Romney’s debate goal: To prove he could be Commander in Chief

Holly Bailey
October 23, 2012

BOCA RATON, Fla.—To hear the Romney campaign tell it, Mitt Romney entered Monday's final presidential debate knowing he probably wouldn't score many points against President Barack Obama on foreign policy.

Instead, aides said the Republican presidential nominee's main goal was to simply communicate a "steadiness" on the issues and prove to voters he is capable of being commander in chief. And as they flooded the spin room minutes before the debate officially concluded, the Romney aides argued their boss did just that.

"One person seemed very presidential, knowledgeable, and the other seemed to be confusing political points and what really matters on big issues," Stuart Stevens, Romney's top strategist, said.

Romney's goal was to "talk to people about what he would do as president in a straightforward clear way, and from the very beginning he did," Stevens said. "He addressed the people, and I think you could imagine Gov. Romney as President Romney tonight."

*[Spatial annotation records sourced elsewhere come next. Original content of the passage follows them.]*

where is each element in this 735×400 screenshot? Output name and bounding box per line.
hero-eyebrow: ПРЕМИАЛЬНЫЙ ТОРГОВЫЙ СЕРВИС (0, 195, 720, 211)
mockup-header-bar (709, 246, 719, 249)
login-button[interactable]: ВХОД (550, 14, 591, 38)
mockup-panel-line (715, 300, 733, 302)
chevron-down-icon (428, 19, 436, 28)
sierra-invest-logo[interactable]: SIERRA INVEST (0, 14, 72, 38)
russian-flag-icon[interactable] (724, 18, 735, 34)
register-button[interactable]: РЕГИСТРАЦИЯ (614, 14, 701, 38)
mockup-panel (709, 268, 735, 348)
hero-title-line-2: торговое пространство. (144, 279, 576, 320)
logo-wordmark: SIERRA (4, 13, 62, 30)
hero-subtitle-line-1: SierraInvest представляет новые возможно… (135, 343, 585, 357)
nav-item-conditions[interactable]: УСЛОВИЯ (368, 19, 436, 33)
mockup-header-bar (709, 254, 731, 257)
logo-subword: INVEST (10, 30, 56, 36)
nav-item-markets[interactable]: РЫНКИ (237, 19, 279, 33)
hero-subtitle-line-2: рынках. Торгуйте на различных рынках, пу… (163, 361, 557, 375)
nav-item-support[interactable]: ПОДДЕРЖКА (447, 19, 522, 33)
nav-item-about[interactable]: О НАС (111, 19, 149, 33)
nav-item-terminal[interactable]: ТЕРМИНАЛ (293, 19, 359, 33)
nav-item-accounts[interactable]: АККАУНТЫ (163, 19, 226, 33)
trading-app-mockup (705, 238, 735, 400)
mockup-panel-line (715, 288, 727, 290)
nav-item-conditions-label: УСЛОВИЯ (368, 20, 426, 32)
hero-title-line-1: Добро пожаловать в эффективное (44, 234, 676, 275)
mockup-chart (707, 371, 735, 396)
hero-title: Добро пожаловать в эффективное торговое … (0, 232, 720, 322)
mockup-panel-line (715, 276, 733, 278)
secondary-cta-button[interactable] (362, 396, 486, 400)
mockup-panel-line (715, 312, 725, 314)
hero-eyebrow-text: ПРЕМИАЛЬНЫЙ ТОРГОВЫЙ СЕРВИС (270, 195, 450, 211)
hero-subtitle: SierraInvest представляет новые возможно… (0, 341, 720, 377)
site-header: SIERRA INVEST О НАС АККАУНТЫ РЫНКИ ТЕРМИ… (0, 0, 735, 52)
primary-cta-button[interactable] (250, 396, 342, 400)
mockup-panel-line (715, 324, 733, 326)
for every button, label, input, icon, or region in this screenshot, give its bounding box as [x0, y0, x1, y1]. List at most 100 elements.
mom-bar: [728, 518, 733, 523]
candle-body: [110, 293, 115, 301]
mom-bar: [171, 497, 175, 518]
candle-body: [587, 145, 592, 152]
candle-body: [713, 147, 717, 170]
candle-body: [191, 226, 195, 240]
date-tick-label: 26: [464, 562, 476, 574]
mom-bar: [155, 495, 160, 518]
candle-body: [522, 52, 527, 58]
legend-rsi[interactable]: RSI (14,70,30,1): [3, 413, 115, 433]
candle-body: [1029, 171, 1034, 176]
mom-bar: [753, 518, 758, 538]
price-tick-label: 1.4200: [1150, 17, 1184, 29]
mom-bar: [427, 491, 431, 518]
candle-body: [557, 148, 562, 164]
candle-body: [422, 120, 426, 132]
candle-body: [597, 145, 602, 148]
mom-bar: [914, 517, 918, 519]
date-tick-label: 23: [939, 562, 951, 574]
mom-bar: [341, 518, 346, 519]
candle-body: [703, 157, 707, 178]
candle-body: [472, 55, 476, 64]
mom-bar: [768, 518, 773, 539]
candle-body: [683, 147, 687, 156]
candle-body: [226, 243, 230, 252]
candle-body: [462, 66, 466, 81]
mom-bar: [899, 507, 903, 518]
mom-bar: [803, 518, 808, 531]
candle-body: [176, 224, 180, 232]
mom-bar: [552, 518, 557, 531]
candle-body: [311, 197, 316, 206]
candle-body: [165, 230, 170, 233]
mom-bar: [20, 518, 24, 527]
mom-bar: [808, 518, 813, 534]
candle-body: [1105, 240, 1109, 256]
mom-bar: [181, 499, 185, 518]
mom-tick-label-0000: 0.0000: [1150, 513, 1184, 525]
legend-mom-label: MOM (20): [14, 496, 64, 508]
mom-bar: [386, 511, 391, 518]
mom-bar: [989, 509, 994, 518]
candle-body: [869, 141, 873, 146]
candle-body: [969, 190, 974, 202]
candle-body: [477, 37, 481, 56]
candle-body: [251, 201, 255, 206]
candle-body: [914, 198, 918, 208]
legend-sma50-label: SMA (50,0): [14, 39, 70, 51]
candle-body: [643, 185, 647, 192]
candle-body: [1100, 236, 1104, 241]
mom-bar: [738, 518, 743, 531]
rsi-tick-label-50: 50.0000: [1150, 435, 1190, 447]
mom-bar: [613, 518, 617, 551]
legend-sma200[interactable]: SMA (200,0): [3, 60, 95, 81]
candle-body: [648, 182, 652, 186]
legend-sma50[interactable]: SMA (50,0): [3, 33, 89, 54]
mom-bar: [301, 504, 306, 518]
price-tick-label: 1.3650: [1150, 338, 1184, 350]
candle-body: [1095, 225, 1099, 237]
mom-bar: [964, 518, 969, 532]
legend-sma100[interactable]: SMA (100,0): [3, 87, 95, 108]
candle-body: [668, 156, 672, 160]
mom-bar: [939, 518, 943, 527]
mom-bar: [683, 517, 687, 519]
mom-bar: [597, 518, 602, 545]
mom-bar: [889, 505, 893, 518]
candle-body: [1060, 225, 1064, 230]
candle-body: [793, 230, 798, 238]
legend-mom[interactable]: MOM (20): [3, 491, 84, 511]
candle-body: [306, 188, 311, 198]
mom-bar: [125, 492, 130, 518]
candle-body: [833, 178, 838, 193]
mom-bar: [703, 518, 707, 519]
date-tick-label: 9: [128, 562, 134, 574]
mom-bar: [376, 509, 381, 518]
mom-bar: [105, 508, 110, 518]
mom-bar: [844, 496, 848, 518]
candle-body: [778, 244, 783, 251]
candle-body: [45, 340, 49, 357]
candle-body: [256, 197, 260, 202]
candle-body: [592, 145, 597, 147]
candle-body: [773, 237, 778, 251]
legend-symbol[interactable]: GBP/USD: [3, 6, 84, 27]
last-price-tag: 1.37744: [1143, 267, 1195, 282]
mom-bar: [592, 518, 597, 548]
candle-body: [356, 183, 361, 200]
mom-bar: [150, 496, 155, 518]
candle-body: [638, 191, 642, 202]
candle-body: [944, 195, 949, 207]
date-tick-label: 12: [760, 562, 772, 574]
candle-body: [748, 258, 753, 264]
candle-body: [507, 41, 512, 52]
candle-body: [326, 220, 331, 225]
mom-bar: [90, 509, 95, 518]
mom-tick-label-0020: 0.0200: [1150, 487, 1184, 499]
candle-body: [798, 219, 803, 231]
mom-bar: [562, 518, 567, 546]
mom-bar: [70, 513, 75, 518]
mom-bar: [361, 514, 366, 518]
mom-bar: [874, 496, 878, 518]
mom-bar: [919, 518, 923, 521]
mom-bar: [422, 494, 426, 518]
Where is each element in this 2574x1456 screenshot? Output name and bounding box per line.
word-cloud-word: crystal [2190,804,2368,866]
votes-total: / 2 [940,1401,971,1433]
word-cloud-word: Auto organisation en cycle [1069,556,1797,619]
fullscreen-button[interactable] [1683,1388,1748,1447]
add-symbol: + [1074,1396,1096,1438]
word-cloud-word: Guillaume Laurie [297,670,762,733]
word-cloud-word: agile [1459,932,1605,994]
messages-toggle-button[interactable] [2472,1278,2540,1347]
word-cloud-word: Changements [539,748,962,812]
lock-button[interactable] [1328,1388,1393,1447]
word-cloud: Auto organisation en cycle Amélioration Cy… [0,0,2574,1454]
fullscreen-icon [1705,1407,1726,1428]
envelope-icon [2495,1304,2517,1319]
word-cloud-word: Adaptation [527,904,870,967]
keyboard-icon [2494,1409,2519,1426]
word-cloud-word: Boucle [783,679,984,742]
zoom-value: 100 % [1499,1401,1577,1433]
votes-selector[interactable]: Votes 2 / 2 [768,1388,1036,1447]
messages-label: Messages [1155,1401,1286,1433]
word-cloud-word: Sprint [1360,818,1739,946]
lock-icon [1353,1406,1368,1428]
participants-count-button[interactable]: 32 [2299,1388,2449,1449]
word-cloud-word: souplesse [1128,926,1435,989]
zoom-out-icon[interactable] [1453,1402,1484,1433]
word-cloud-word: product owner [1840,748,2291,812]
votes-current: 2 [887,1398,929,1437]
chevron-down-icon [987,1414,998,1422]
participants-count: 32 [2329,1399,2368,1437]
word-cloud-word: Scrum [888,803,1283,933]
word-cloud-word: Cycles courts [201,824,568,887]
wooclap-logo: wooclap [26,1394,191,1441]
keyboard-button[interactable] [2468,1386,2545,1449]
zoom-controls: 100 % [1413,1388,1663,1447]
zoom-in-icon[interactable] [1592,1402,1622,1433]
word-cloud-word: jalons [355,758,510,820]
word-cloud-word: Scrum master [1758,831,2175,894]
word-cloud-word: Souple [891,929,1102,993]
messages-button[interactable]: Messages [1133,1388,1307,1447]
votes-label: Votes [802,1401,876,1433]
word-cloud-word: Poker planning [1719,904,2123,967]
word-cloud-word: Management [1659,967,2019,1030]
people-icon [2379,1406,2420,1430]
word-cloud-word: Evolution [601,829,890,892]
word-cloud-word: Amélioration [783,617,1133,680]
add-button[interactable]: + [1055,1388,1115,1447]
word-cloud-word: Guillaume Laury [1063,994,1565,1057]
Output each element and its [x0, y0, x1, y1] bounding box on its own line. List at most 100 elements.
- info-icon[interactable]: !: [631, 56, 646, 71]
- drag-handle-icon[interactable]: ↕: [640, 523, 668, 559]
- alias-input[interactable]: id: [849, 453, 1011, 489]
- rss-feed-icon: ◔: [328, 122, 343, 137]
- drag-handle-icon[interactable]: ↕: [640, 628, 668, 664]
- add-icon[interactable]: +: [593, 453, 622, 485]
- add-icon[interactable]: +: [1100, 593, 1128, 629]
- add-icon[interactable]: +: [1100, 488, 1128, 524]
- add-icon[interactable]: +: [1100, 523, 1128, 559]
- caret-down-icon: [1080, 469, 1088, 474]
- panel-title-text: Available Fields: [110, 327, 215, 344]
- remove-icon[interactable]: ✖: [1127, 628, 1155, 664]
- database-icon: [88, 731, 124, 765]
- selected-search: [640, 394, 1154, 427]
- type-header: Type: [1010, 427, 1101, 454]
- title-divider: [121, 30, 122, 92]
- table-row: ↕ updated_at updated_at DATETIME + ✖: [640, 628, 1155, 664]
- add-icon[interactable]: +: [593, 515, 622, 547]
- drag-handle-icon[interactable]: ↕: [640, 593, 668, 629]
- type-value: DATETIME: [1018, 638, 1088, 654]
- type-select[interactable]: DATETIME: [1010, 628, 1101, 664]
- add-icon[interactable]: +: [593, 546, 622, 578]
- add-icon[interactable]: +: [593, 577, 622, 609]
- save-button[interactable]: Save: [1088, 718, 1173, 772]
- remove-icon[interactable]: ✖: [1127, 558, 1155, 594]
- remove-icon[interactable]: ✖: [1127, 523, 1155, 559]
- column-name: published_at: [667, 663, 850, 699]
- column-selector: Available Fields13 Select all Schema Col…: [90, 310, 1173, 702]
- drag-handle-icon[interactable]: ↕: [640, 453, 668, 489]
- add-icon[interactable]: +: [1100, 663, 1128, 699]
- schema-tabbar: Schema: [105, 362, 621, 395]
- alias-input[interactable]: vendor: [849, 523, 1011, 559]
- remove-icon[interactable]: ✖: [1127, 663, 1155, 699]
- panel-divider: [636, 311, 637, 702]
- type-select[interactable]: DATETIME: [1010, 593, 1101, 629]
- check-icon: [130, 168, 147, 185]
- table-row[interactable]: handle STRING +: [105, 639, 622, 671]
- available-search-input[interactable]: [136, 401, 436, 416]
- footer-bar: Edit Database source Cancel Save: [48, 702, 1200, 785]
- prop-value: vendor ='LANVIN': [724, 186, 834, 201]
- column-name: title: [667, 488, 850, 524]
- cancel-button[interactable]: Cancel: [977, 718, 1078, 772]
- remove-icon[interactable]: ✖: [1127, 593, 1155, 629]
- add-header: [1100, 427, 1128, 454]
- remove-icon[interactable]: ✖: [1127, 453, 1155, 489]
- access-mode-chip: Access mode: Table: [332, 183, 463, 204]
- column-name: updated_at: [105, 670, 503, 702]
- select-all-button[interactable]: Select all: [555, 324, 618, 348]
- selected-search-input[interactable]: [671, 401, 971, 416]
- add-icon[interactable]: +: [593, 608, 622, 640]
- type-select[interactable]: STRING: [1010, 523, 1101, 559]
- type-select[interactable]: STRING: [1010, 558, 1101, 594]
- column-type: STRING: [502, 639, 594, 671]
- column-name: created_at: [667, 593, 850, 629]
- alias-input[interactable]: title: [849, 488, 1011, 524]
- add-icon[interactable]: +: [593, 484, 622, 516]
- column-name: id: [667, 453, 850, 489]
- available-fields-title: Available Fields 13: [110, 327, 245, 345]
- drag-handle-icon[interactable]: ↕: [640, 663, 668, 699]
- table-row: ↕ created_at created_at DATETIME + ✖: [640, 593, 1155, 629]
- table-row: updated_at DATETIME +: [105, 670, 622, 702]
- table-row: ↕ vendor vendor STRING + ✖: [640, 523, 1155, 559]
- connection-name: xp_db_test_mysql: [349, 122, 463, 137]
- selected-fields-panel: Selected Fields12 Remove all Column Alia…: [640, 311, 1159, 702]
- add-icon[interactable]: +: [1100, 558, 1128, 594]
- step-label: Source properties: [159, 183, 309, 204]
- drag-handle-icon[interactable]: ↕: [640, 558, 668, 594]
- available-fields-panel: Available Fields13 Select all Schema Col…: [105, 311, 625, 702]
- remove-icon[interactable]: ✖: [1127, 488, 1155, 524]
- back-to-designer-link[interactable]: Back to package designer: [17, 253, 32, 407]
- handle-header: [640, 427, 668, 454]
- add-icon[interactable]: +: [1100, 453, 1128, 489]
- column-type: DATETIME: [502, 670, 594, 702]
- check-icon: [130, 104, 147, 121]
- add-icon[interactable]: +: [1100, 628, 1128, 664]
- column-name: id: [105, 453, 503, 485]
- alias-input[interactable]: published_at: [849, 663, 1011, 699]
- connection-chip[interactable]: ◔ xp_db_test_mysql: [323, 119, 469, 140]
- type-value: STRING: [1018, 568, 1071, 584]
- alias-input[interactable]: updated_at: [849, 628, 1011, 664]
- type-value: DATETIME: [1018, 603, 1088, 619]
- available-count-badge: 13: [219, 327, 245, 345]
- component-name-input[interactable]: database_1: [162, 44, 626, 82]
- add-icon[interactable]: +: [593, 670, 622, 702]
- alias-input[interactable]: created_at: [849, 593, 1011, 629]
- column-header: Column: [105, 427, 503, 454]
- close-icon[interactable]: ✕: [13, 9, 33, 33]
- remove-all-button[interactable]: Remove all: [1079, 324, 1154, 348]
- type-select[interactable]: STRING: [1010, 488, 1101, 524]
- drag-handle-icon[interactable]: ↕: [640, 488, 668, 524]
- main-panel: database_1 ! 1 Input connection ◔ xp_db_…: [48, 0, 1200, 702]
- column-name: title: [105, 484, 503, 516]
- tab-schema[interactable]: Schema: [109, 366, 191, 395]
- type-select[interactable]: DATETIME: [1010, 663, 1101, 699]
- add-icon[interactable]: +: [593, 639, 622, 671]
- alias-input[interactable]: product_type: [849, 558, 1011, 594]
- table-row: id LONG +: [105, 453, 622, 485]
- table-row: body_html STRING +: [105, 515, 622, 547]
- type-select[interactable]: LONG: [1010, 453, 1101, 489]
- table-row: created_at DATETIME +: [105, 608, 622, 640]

Stevens and other Romney aides argued again and again that voters saw in the Republican nominee someone they could "trust," who was "knowledgeable," and had "good judgment."

"He didn't claim to have the answers for every problem in the world, but acknowledged their problems and their gravity," Stevens said.

Still, the Romney campaign acknowledged the debate likely didn't change much in terms of how voters viewed the candidates or the main arguments heading into the final two weeks of the campaign.

As Romney heads to Nevada and Colorado Tuesday as part of a swing through the battleground states this week, he is expected to stick with his theme of criticizing Obama for not offering a "vision" for what he would do with a second term in office.

"Attacking me is not talking about an agenda," Romney argued Monday night—a line that he is likely to use again in the final two weeks of the campaign.